Gross profit.......................................................       10,440,000

Selling and administrative expenses.................              4,558,000

Operating profit................................................          5,882,000

Interest expense................................................           600,000

Net income before taxes...................................           5,282,000

Taxes.................................................................      2,120,000

Net income........................................................     $  3,162,000

  BAILEY CORPORATION

Balance Sheet

As of December 31, 201X

Assets

Current assets

     Cash.............................................................     $ 250,000

     Marketable securities...................................            130,000

     Accounts receivable.....................................          6,000,000

     Inventory.....................................................        8,300,000

       Total current assets....................................      $14,680,000

Net plant and equipment..................................          13,970,000

Total assets........................................................    $28,650,000

Liabilities and Stockholders' Equity

Current liabilities:

     Accounts payable.........................................     $  3,800,000

     Notes payable..............................................        3,550,000

         Total current liabilities.............................          7,350,000

                         Long-term liabilities                                              5,620,000

Total liabilities...................................................     $12,970,000

Stockholders' equity:

    Common stock (1,800,000 shares at $1 par).           $  1,800,000

    Capital in excess of par.................................          6,300,000

    Retained earnings.........................................          7,580,000

      Total stockholders' equity..........................           15,680,000

Total liabilities and stockholders' equity..........             $28,650,000

a. Assume that 800,000 new corporate shares will be issued to the general public. What will earnings per share be immediately after the public offering? (Round to two places to the right of the decimal point.) Based on the price-earnings ratio of 12, what will the initial price of the stock be? Use earnings per share after the distribution in the calculation.

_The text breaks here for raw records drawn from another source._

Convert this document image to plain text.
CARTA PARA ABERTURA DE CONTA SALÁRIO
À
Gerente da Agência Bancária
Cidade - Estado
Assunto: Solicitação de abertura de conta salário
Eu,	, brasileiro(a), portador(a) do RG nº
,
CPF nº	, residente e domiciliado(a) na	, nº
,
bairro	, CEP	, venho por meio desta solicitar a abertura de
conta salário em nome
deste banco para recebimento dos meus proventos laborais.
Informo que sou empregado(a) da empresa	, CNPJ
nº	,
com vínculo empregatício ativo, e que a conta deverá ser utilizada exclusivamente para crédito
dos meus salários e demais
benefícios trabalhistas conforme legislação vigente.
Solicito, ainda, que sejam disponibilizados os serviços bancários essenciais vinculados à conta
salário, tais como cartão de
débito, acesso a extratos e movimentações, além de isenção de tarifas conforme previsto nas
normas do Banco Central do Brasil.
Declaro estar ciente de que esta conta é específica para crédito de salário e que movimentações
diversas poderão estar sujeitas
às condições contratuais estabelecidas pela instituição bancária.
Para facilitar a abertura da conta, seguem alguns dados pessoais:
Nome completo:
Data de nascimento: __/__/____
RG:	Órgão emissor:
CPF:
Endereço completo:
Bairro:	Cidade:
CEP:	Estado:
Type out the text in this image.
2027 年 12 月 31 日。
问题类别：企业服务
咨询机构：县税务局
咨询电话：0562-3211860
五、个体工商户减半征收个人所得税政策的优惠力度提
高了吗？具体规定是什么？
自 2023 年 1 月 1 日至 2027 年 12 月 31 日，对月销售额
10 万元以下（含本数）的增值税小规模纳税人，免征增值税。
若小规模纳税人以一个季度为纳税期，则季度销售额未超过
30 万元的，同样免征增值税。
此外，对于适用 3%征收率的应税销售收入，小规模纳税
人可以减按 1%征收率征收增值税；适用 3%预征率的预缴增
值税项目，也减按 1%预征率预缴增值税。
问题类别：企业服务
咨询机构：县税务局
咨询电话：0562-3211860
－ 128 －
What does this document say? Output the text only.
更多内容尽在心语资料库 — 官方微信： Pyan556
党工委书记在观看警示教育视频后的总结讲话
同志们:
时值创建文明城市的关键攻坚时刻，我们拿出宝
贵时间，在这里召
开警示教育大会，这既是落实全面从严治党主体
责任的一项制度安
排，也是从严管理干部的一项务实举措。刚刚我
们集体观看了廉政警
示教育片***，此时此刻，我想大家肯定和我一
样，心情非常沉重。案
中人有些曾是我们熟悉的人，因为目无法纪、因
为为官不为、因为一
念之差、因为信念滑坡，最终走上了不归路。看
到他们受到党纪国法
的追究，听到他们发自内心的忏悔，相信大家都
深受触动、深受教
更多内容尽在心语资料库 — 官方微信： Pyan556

b. Assuming an underwriting spread of 5 percent and out-of-pocket costs of $300,000, what will net proceeds to the corporation be?

c. What return must the corporation earn on the net proceeds to equal the earnings per share before the offering? How does this compare with current return on the total assets on the balance sheet?

d. Now assume that, of the initial 800,000-share distribution, 400,000 belong to current stockholders and 400,000 are new shares, and the latter will be added to the 1,800,000 shares currently outstanding. What will earnings per share be immediately after the public offering? What will the initial market price of the stock be? Assume a price-earnings ratio of 12 and use earnings per share after the distribution in the calculation.

e. Assuming an underwriting spread of 5 percent and out-of-pocket costs of $300,000, what will net proceeds to the corporation be?